Friday, December 16, 2011

Dawn Bowker Award 2011

We present the Dawn Bowker award for two reasons: one to remember Dawn Bowker and two to honor students here at SMS that display some of the same characteristics as Ms. Bowker.
This year’s 8th grade award winner shares the attribute of grace with Ms. Bowker.  We can look at grace in two ways. A person can show grace with people, and they can be graceful in difficult situations.  Dawn and this 8th grader share such grace.
Both Ms. Bowker and this 8th grader illustrate grace with people. Ms. Bowker became a teacher because she found joy in helping and seeing others succeed.  I have witnessed the same grace and encouragement with this 8th grader. It was during practice. I was helping a student rewrite a paragraph while our new hero was sitting next to us listening in. I was going step by step through this student’s paragraph, and it was a great paragraph. It had a clear and interesting topic sentence, fantastic transitions, and convincing elaboration. As I was telling this student how wonderful his paragraph was, I could see out of the corner of my eye our hero at the very edge of his seat grinning from ear to ear. As I finished praising the paragraph and exclaiming excitingly about the genius of his closing sentence.  Our young hero sprang out of his chair and gave the other student a high five. He was so happy to see another student having success. His celebration in someone else’s success is grace.
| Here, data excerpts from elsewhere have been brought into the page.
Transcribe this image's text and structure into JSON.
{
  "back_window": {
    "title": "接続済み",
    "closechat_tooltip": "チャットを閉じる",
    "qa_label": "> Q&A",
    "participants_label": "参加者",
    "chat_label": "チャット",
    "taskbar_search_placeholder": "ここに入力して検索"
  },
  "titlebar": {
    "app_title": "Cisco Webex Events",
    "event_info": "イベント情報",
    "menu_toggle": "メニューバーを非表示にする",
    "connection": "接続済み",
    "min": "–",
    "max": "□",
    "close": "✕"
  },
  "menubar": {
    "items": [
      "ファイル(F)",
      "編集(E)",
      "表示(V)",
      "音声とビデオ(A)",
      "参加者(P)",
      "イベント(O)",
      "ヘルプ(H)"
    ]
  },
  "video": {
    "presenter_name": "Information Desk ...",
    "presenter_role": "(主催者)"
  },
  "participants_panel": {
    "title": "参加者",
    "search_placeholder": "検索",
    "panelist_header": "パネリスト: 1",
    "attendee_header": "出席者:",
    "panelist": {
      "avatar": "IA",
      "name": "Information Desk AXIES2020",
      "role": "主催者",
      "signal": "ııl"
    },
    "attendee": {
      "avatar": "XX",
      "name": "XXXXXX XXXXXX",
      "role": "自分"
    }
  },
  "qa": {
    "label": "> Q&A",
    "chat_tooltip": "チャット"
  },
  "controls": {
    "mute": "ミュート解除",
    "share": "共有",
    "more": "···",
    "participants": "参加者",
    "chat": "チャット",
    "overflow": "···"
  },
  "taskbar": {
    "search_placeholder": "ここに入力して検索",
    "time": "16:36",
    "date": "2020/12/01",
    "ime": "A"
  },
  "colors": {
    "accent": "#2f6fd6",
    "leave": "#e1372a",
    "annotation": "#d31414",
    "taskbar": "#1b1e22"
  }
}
But one can also have grace while handling difficult situations. Like some of you Dawn had to deal with difficult situations. She had to solve problems, overcome obstacles and face challenges.  How she handled those difficult times was grace. Ms. Bowker showed grace by overcoming obstacles with a positive attitude and hard work. Like Dawn, our 8th grade recipient of the Dawn Bowker award faces difficult situations with grace. Like many of you he battles challenges, overcomes stumbling blocks, and is forced to solve problems that may not be fair for him to have to face, but he does face them, and he faces them with a smile. At the same time he does not simply believe that problems will simply go away; he meets them head on with perseverance. When classes get tough he volunteers to go into practice, when he is frustrated with a class assignment instead of giving up and becoming off task, he buckles down and systematically and strategically solves the problem and works harder. In class and in the halls he works hard to show grace in difficult situations.
Grace is not easy nor is it common to see such grace in an 8th grader. “Everything good comes from grace, and grace is an art and art does not come easily.”  - Norman Maclean
It is my pleasure to present the 2011 Dawn Bowker award to Josh Gruber.